Recently, researchers have proposed powerful systems for generating and manipulating images using natural language instructions. However, it is difficult to precisely specify many common classes of image transformations with text alone. For example, a user may wish to change the location and breed of a particular dog in an image with several similar dogs. This task is quite difficult with natural language alone, and would require a user to write a laboriously complex prompt that both disambiguates the target dog and describes the destination. We propose ClickDiffusion, a system for precise image manipulation and generation that combines natural language instructions with visual feedback provided by the user through a direct manipulation interface. We demonstrate that by serializing both an image and a multi-modal instruction into a textual representation it is possible to leverage LLMs to perform precise transformations of the layout and appearance of an image. Code available at https://github.com/poloclub/ClickDiffusion.

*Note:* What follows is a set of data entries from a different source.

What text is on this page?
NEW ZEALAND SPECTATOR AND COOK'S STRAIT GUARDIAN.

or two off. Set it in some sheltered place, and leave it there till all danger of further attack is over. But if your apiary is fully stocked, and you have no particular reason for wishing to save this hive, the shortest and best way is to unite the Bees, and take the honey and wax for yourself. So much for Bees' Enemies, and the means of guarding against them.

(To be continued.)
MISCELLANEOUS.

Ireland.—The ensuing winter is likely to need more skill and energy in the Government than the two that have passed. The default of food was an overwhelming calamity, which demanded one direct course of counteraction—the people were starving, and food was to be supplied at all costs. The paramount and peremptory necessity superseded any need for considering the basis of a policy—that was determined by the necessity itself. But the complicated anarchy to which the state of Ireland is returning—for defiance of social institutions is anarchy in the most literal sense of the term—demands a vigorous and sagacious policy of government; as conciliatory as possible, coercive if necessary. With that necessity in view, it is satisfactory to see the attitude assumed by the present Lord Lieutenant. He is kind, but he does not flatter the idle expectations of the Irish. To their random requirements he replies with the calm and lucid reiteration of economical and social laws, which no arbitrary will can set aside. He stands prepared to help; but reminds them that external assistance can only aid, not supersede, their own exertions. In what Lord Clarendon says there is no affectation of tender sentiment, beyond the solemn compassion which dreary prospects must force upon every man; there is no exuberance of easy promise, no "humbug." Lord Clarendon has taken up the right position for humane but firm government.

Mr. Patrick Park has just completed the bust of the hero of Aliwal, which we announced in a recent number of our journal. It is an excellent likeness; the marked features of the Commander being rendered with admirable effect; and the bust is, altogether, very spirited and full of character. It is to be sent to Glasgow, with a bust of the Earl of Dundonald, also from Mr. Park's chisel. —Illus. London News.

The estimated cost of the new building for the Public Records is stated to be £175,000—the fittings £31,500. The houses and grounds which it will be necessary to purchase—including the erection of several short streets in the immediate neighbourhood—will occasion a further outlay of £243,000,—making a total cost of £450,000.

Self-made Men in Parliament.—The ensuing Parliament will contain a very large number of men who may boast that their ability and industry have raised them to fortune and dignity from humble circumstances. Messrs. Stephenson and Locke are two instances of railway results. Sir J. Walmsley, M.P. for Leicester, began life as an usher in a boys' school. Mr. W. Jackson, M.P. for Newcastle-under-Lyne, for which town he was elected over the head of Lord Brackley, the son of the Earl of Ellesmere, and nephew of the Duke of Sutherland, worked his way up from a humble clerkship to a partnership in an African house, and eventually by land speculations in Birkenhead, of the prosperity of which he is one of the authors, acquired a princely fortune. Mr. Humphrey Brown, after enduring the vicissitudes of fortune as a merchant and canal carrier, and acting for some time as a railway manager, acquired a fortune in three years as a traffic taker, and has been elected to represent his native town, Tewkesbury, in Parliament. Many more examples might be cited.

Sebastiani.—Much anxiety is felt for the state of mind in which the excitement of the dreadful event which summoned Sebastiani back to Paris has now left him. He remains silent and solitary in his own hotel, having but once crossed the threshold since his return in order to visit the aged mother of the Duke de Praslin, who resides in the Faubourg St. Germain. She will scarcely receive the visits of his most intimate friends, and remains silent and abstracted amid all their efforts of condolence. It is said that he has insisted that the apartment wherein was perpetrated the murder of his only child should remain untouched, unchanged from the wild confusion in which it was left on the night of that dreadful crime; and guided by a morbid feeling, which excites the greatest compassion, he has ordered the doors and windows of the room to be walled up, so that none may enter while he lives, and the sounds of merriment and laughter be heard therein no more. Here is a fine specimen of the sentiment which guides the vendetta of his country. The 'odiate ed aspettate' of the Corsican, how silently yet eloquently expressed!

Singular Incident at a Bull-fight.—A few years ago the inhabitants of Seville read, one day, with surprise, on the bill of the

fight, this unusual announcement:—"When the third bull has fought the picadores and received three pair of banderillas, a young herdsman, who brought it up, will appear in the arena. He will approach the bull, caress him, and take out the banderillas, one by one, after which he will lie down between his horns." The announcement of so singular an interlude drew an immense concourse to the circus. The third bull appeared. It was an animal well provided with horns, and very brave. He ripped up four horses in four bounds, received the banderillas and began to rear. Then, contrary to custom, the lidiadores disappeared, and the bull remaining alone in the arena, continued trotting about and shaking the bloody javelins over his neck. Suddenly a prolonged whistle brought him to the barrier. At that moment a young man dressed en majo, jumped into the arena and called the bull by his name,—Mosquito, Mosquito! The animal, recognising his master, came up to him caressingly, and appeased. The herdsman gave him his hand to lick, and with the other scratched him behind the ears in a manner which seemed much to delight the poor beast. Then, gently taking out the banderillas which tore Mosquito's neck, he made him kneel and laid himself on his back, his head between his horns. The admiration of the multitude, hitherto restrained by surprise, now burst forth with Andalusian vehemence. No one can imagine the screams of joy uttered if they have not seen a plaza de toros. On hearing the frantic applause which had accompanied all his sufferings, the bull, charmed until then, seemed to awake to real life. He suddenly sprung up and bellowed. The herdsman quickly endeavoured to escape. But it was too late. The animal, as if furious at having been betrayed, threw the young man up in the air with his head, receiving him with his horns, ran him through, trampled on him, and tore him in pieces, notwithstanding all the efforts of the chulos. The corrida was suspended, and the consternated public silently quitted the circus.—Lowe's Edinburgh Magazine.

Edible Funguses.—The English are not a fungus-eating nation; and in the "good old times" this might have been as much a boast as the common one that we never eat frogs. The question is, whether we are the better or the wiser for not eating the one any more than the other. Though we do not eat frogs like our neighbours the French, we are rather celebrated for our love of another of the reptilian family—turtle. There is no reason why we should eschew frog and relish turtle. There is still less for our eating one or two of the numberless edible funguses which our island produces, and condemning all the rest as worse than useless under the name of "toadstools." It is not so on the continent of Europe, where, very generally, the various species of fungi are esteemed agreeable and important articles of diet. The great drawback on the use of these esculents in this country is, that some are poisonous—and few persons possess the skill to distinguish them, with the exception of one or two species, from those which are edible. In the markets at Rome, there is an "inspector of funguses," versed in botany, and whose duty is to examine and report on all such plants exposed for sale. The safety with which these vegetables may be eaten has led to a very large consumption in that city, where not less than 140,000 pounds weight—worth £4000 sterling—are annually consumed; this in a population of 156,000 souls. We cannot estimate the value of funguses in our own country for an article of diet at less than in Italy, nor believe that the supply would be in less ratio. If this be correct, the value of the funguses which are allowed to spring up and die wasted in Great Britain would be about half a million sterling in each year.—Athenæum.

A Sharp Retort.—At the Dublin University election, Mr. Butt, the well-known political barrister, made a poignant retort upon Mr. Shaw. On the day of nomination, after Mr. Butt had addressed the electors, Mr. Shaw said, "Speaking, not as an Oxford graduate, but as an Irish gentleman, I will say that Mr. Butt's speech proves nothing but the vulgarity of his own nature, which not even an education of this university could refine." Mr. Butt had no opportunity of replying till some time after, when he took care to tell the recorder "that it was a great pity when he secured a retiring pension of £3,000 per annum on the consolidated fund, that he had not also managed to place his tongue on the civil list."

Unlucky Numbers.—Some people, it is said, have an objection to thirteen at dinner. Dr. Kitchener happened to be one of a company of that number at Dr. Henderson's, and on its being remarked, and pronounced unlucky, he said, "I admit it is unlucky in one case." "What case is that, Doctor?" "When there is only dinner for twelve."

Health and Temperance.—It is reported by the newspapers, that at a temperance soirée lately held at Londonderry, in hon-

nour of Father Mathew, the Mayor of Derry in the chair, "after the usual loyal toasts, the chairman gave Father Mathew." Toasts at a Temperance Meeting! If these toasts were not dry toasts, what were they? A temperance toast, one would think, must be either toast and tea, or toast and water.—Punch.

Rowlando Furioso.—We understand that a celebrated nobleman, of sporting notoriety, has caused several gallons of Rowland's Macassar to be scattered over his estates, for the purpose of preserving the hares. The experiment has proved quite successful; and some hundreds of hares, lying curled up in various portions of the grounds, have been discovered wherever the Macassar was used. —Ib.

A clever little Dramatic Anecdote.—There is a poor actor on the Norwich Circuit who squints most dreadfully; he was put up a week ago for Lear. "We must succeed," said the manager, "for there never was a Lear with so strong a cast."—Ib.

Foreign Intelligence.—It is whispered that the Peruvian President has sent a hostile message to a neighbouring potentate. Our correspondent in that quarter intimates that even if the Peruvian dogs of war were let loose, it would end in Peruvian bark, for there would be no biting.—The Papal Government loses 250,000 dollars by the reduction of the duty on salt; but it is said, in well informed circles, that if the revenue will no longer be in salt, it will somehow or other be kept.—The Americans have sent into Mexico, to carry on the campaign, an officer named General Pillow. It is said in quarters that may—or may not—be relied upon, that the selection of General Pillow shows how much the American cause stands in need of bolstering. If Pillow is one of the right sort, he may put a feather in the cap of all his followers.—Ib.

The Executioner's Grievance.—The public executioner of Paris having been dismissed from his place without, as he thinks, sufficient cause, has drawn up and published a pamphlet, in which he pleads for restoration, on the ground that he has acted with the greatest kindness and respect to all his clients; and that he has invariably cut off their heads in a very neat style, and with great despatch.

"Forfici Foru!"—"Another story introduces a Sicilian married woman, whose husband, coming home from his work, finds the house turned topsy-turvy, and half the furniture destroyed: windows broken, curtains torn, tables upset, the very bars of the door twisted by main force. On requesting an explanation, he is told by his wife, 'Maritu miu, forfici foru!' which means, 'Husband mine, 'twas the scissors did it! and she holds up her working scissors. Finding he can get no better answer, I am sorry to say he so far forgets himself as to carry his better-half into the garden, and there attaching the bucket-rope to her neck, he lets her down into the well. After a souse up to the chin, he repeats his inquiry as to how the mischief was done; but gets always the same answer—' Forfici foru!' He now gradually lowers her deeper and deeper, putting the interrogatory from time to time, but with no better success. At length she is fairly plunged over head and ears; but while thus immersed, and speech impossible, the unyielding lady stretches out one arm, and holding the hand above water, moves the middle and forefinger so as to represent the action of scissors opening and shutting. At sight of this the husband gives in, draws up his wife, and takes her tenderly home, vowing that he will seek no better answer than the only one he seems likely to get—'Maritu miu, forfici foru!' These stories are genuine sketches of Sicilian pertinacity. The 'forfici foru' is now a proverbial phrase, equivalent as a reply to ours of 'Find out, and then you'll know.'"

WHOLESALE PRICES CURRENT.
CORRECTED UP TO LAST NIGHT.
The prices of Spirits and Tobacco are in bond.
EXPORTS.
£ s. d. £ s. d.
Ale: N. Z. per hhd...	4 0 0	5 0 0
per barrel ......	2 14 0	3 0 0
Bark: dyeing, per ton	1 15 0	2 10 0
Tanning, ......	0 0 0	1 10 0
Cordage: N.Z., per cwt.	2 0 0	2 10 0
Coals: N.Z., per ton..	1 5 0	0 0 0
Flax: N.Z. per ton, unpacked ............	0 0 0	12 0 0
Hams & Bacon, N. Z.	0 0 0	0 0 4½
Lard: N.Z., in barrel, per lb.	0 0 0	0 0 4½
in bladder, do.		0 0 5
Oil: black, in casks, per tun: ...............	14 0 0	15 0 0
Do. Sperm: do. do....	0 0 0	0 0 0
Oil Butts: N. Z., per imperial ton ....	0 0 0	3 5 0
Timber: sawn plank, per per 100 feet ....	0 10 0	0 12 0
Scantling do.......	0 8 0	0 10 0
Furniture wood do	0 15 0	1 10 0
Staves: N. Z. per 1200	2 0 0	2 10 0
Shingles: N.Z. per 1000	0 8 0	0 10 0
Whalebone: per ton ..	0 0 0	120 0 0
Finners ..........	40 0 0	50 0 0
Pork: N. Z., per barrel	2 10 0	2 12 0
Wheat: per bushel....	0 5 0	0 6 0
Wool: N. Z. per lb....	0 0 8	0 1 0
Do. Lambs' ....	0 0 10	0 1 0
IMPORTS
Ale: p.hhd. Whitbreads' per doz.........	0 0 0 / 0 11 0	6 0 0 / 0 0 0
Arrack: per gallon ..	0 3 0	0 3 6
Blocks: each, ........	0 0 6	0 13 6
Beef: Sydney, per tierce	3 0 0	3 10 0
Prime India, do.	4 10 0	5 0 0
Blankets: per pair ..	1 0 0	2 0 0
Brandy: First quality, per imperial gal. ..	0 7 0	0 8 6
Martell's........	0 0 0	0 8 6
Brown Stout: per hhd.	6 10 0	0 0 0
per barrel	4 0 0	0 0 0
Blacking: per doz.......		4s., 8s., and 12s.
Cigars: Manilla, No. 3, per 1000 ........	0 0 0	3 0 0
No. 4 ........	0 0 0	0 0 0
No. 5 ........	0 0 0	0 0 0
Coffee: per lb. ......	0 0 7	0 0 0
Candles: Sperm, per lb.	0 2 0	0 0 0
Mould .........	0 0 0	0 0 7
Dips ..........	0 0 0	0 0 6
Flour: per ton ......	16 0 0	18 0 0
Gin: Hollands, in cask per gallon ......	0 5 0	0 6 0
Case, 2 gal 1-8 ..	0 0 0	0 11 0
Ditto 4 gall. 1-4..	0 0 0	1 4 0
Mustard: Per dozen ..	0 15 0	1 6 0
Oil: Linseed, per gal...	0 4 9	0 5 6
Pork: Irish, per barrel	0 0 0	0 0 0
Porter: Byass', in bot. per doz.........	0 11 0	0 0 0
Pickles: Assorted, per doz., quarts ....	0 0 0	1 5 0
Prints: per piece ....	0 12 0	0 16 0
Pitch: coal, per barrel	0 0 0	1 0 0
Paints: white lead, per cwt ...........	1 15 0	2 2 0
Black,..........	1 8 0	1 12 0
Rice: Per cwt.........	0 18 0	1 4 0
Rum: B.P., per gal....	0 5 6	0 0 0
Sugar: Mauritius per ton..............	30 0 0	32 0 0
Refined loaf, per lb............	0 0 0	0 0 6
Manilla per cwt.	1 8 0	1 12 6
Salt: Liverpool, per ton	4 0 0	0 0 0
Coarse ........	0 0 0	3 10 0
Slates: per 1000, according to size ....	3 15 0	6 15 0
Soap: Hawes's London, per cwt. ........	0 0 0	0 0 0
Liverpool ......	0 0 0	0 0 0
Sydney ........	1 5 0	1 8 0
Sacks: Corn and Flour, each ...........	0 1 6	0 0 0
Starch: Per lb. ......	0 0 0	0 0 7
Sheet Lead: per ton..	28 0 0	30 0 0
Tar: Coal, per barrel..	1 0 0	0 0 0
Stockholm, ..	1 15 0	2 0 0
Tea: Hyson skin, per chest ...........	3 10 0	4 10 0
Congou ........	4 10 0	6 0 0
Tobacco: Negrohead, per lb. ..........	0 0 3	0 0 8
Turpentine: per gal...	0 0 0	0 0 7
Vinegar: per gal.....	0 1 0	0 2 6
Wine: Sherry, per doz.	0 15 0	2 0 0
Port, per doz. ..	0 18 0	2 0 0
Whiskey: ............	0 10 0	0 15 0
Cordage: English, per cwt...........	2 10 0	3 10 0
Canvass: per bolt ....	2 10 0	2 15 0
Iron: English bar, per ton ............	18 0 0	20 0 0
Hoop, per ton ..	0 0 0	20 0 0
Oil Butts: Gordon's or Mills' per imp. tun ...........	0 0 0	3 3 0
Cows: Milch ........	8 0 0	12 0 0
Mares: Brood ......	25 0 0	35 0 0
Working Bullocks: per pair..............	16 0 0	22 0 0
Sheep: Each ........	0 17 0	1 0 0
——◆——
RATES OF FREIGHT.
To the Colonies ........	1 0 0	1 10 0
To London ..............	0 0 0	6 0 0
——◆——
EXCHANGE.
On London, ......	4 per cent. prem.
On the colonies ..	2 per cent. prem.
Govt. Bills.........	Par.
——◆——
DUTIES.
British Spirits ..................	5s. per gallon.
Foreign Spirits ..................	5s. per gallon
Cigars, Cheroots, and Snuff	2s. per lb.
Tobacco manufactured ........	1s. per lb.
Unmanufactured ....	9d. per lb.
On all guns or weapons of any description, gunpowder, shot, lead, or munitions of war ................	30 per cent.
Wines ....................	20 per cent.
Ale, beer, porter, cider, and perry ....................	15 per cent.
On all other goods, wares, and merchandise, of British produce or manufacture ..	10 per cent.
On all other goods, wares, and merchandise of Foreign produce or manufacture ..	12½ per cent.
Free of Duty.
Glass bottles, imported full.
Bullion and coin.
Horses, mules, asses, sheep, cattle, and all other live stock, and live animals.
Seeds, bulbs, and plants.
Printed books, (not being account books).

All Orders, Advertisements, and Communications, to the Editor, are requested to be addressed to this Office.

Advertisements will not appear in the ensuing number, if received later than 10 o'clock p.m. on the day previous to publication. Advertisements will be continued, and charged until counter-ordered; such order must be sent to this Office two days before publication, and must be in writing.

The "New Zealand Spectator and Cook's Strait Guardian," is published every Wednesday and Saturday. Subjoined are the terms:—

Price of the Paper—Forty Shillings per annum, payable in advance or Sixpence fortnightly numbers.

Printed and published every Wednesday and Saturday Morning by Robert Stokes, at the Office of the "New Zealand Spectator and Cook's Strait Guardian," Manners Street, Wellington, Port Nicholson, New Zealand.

Paper Structure (10 sections, 4 figures)

This paper contains 10 sections, 4 figures.

Figures (4)

  • Figure 1: ClickDiffusion is an interactive system that enables users to perform fine-grained image manipulation tasks by seamlessly combining natural language and visual prompts. (A) In our example, a user can use our user interface to select a particular dog with a bounding box and a destination using a star. These locations can be referenced symbolically in a natural language instruction. (B) By serializing the original image's layout and the multi-modal instruction we can leverage an LLM to produce an edited image layout. (C) The edited layout is then fed into a layout-based image generation system to generate an edited image. (D) Our method enables moving objects and allows for much more concise prompts than text-only editing systems like InstructPix2Pixbrooks_instructpix2pix_2023.
  • Figure 2: ClickDiffusion enables users to perform precise image manipulations that are difficult to do with text alone. A user can leverage familiar direct manipulation to specify regions or objects in an image, which can be referred to in text instructions. By combining direct manipulation and natural language based editing it becomes much easier for users to perform precise edits like: moving a particular object, adding an object in a specified location, or changing the appearance of an object.

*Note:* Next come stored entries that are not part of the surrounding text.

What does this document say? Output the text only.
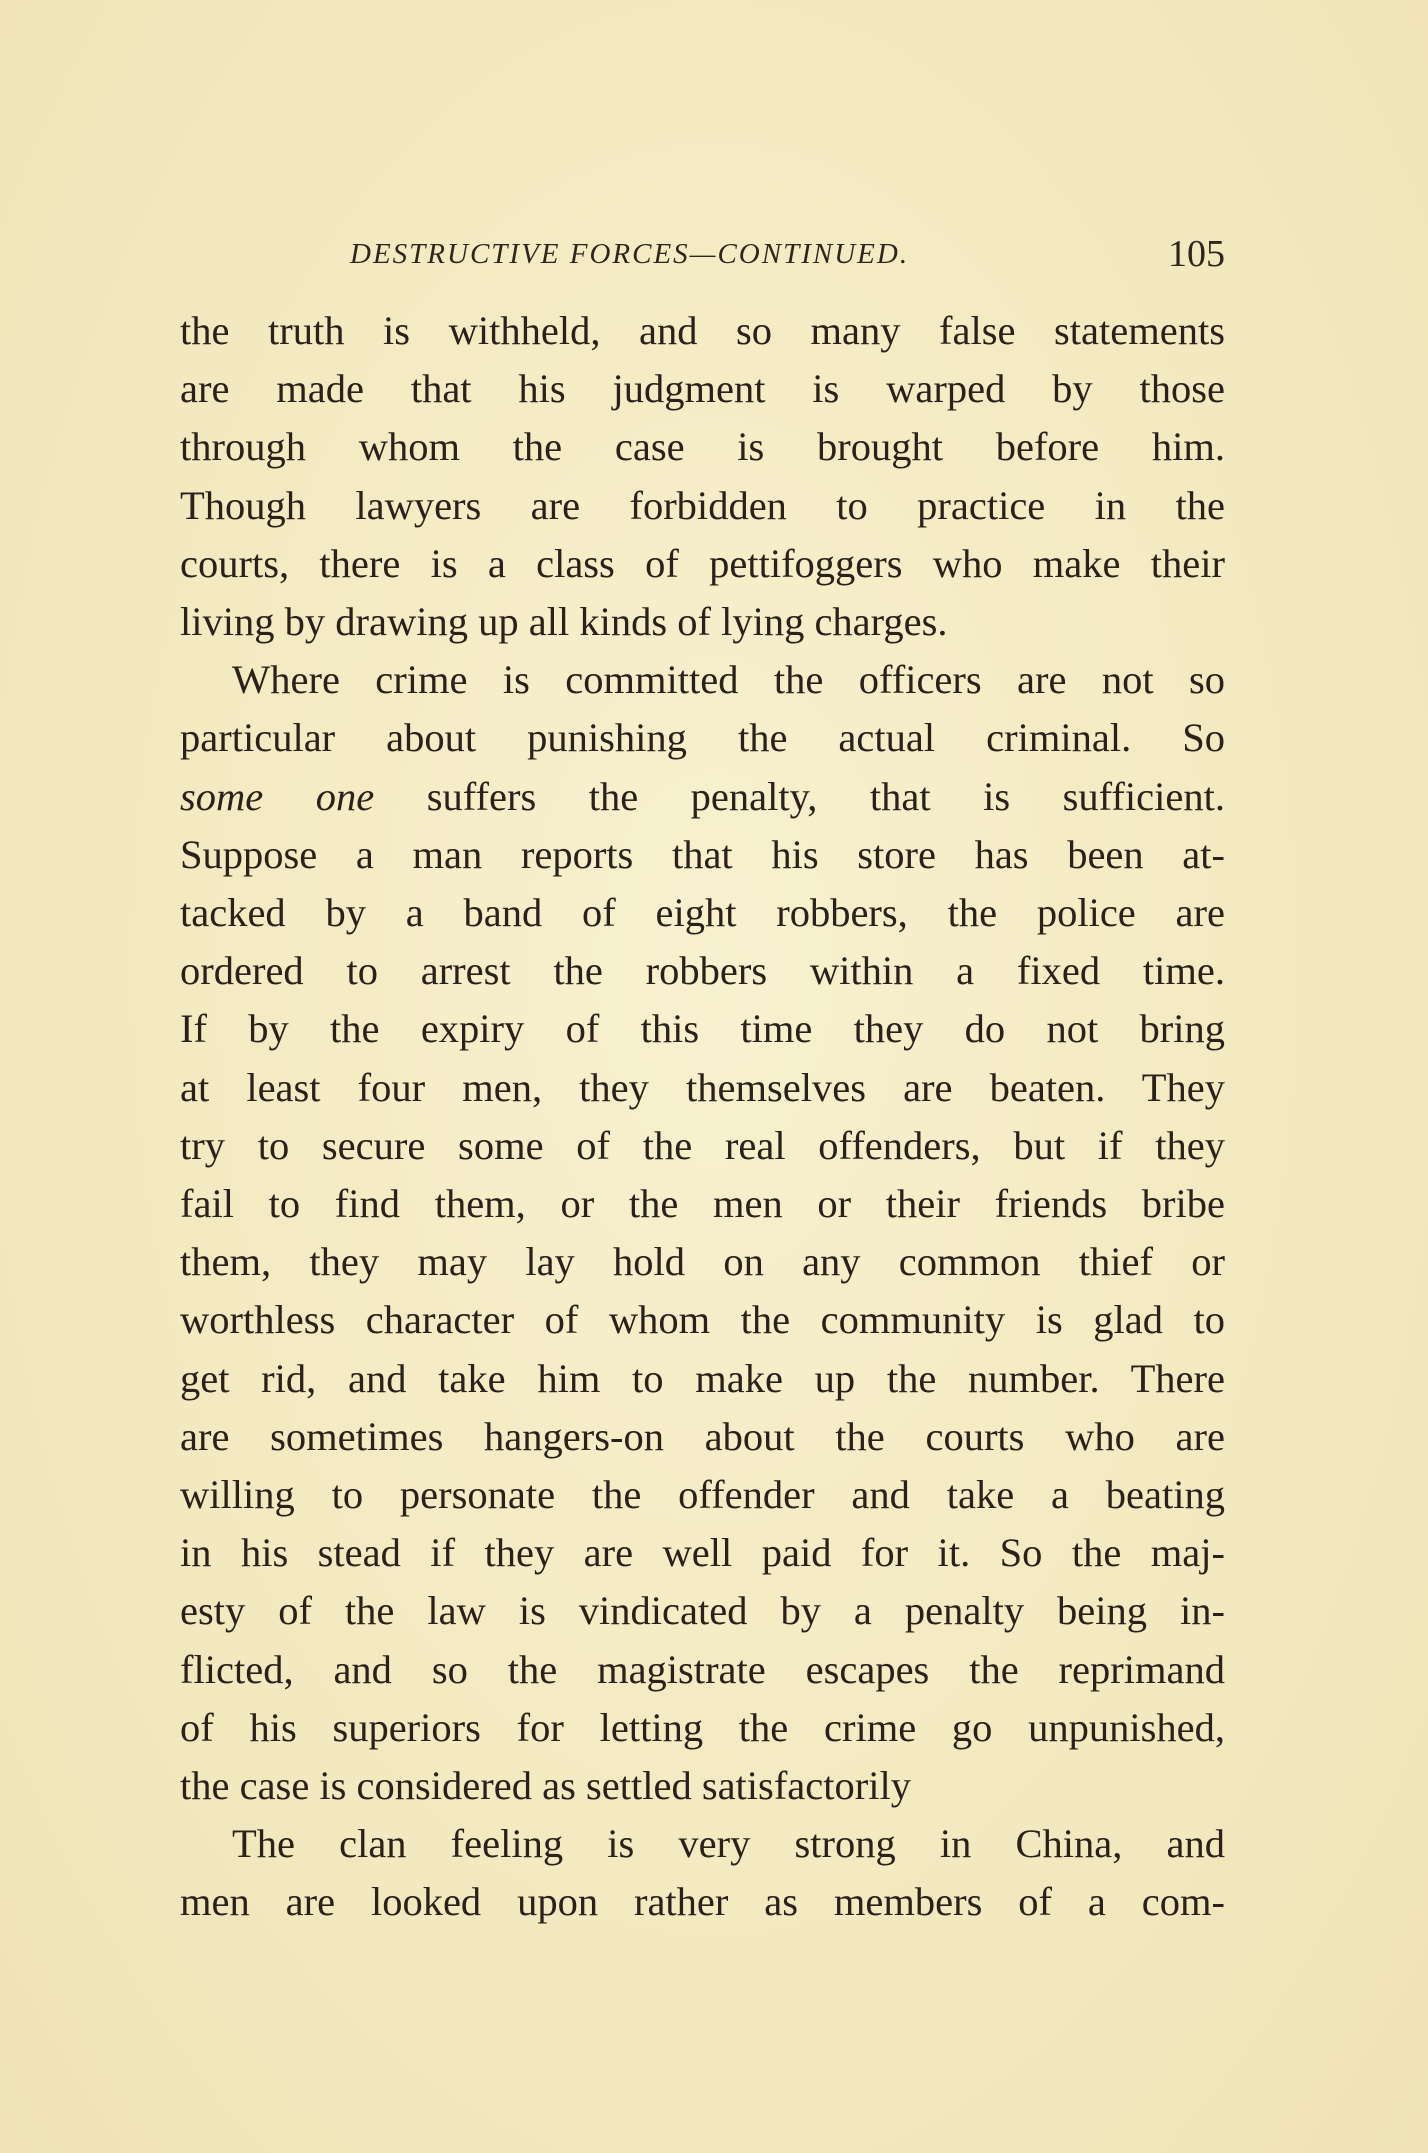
DESTRUCTIVE FORCES—CONTINUED.	105
the truth is withheld, and so many false statements
are made that his judgment is warped by those
through whom the case is brought before him.
Though lawyers are forbidden to practice in the
courts, there is a class of pettifoggers who make their
living by drawing up all kinds of lying charges.
Where crime is committed the officers are not so
particular about punishing the actual criminal. So
some one suffers the penalty, that is sufficient.
Suppose a man reports that his store has been at-
tacked by a band of eight robbers, the police are
ordered to arrest the robbers within a fixed time.
If by the expiry of this time they do not bring
at least four men, they themselves are beaten. They
try to secure some of the real offenders, but if they
fail to find them, or the men or their friends bribe
them, they may lay hold on any common thief or
worthless character of whom the community is glad to
get rid, and take him to make up the number. There
are sometimes hangers-on about the courts who are
willing to personate the offender and take a beating
in his stead if they are well paid for it. So the maj-
esty of the law is vindicated by a penalty being in-
flicted, and so the magistrate escapes the reprimand
of his superiors for letting the crime go unpunished,
the case is considered as settled satisfactorily
The clan feeling is very strong in China, and
men are looked upon rather as members of a com-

  • Figure 3: Our approach enables a user to disambiguate a particular object from other similar objects, move it, and change its appearance. In contrast, text-only editing approaches like InstructPix2Pixbrooks_instructpix2pix_2023 and LLM Grounded Diffusionlian_llm-grounded_2023 fail to localize the manipulation to the correct object, despite requiring a much longer and more difficult to write edit instruction.
  • Figure 4: Our procedure for in-context learning involves placing several examples in the context of our LLM. Each example is composed of an input layout, instruction, a chain of thought, and output layout. These are placed sequentially in the context of the LLM after a preamble prompt.